Well, now you’ve done it, MiGreenThumb (Z5b S.Michigan/Sunset 41) Elevation: 1,029 feet -- started talking about water around a Californian!
As a 6th generation Northern Californian who has been around a while, I can assure you that availability of fresh water here has always been dicey, even many decades back when there was only a small fraction of the current population and even in places, like my family's homesteaded ranches in Mendocino County, where there were hardly any people (and still aren't). There's an old saying, "Whiskey is for drinking, water is for fighting" and there's no truer statement about water in California than that, whether 100 years ago or today. Because there is no rain (and I mean zero) between April and maybe mid-October or even later (not until December/January some years), except for occasional summer thunderstorms in the Sierras, access to a year-round supply of water here has always been critical, much contested, and governed by water rights laws that date back to 1850, when California first became a state (surface waters, at least – underground sources via wells have only recently come under some regulation). The infrastructure and laws around surface water appropriation and rights in California are complex, arcane, steeped in custom and history, and aren't even well-understood by most current Californians (the great majority of whom were born elsewhere) much less folks living outside of California.
Surface water can’t be stored or used by anyone in California unless they hold the specific right to that water – be they municipalities, individual land owners, agricultural irrigation districts, whoever. Rights that allow beneficial use of such can be bought and sold, but nobody can own water itself. There are also differing priorities among established rights for surface water; rights originating prior to 1914, for example, tend to have highest priority and get first use of a given source, while later rights with successively lesser priorities get what's left, which is likely to be nothing in drought years.
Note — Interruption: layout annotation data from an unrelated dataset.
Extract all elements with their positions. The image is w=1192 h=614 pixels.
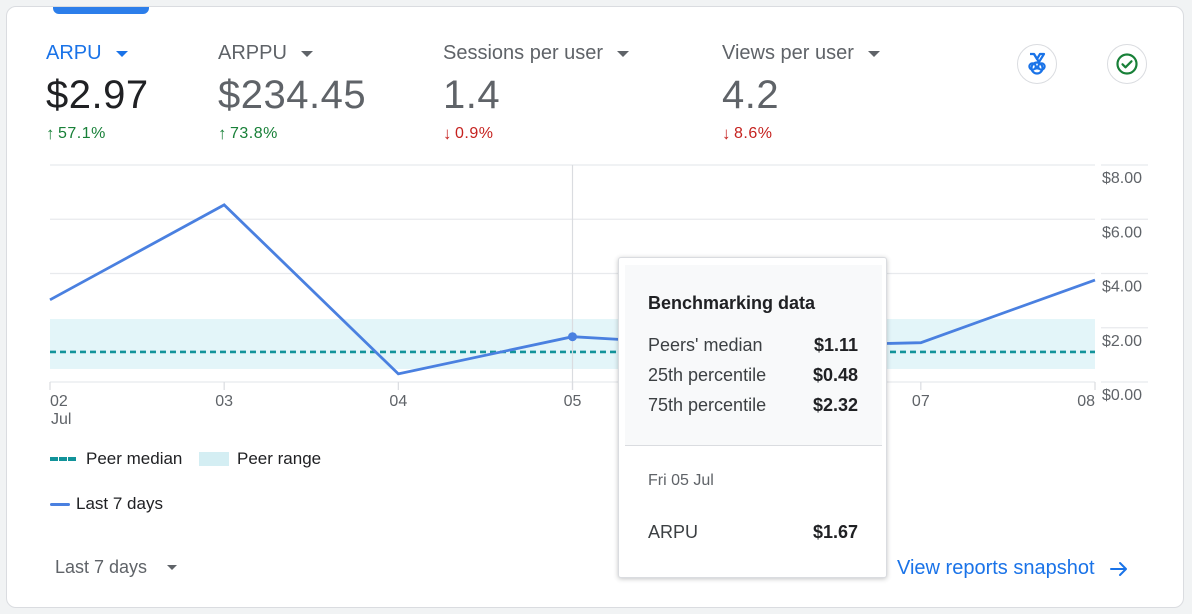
y-tick-label: $2.00 [1102, 333, 1142, 350]
date-range-dropdown[interactable]: Last 7 days [55, 557, 178, 578]
legend-peer-median: Peer median [50, 449, 182, 469]
y-tick-label: $4.00 [1102, 279, 1142, 296]
row-label: ARPU [648, 522, 699, 542]
y-tick-label: $0.00 [1102, 387, 1142, 404]
data-point[interactable] [568, 332, 577, 342]
view-reports-snapshot-link[interactable]: View reports snapshot [897, 557, 1129, 580]
row-label: 75th percentile [648, 395, 767, 415]
line-swatch [50, 502, 70, 506]
dashed-line-swatch [50, 457, 76, 461]
legend-last-7-days: Last 7 days [50, 494, 163, 514]
range-swatch [199, 452, 229, 466]
row-value: $2.32 [812, 395, 858, 415]
tooltip-row-metric: ARPU $1.67 [648, 522, 858, 543]
link-label: View reports snapshot [897, 557, 1095, 579]
tooltip-row-25th: 25th percentile $0.48 [648, 365, 858, 386]
tooltip-row-75th: 75th percentile $2.32 [648, 395, 858, 416]
row-label: Peers' median [648, 335, 763, 355]
x-tick-label: 08 [1077, 393, 1095, 410]
x-tick-label: 05 [564, 393, 582, 410]
legend-label: Peer range [237, 449, 322, 468]
legend-peer-range: Peer range [199, 449, 321, 469]
row-value: $0.48 [812, 365, 858, 385]
x-tick-label: 03 [215, 393, 233, 410]
x-tick-label: 02 [50, 393, 68, 410]
arpu-line-chart: $0.00$2.00$4.00$6.00$8.00 02030405060708… [49, 164, 1148, 428]
row-value: $1.67 [812, 522, 858, 542]
tooltip-title: Benchmarking data [648, 293, 816, 313]
row-label: 25th percentile [648, 365, 767, 385]
x-month-label: Jul [51, 411, 71, 428]
arrow-right-icon [1109, 561, 1127, 576]
benchmark-tooltip: Benchmarking data Peers' median $1.11 25… [618, 257, 887, 578]
legend-label: Last 7 days [76, 494, 163, 513]
x-tick-label: 07 [912, 393, 930, 410]
legend-label: Peer median [86, 449, 183, 468]
x-tick-label: 04 [389, 393, 407, 410]
y-tick-label: $8.00 [1102, 170, 1142, 187]
caret-down-icon [167, 565, 178, 570]
date-range-value: Last 7 days [55, 557, 148, 577]
tooltip-row-median: Peers' median $1.11 [648, 335, 858, 356]
tooltip-date: Fri 05 Jul [648, 472, 714, 489]
row-value: $1.11 [813, 335, 858, 355]
y-tick-label: $6.00 [1102, 224, 1142, 241]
In the article you link, the author (who was born in Chicago, by the way) mentions only the State Water Project, which provides just part (about 12%) of California’s water supply. Overall, via dams and pumping, around 50% of all precipitation that falls in CA is captured, 75% of which falls in the northern half of the state, even though 80% is used in the southern half of the state, so massive amounts of water are transported south, mainly via canals. Roughly 80% of captured water goes to irrigation and other ag uses (at only a fraction of its actual cost, with taxpayers in general heavily subsidizing ag users) and no more than 15% of the total goes to municipal or residential use, where users pay around 10x more for the same water (an opportunity not lost on ag users, who can, and do, sell their cheap water rights at a premium to municipalities with shortages for handsome profits). Given that agriculture currently contributes only about 1 to 2% of the state’s total economic output, this situation is becoming a real head-scratcher and will likely change as the political influences of ag interests, once so dominant in the state, continue to wane. In any case, soils on land that is irrigated in arid climates eventually and inevitably become toxic and useless for farming due to salinization and saturation (remember the fate of ancient Mesopotamia and its Fertile Crescent?), something already starting to happen in California’s Central Valley, where an increasing amount of cropland is being permanently fallowed for these reasons.
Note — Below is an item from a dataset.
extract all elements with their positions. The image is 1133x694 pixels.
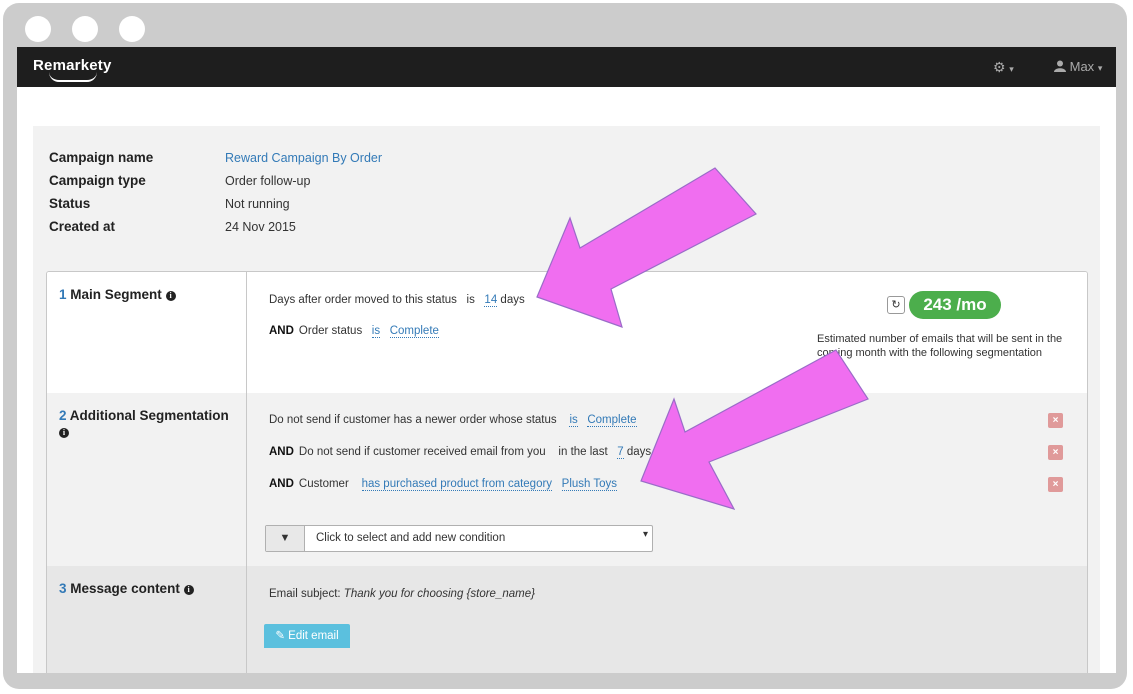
annotation-arrow-2 bbox=[640, 349, 869, 510]
annotation-arrows bbox=[536, 167, 869, 510]
annotation-arrow-1 bbox=[536, 167, 757, 328]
Bottom line is that water supply infrastructure in California does need to be updated, but the emphasis should first focus on re-allocating current supplies, as the amount being withheld and withdrawn from natural systems is already excessive, something that has been obvious to local ecologists, at least, for a long time. Because Jackie lives fairly distant from the infrastructure that serves ag users, though, her area does need to increase local storage or sources. No worries about Great Lakes water being shipped here, either – the cost and technology to move it over or around two major mountain ranges would be prohibitive – would likely be vastly more cost-effective to subsidize moving Californians back to there ;-).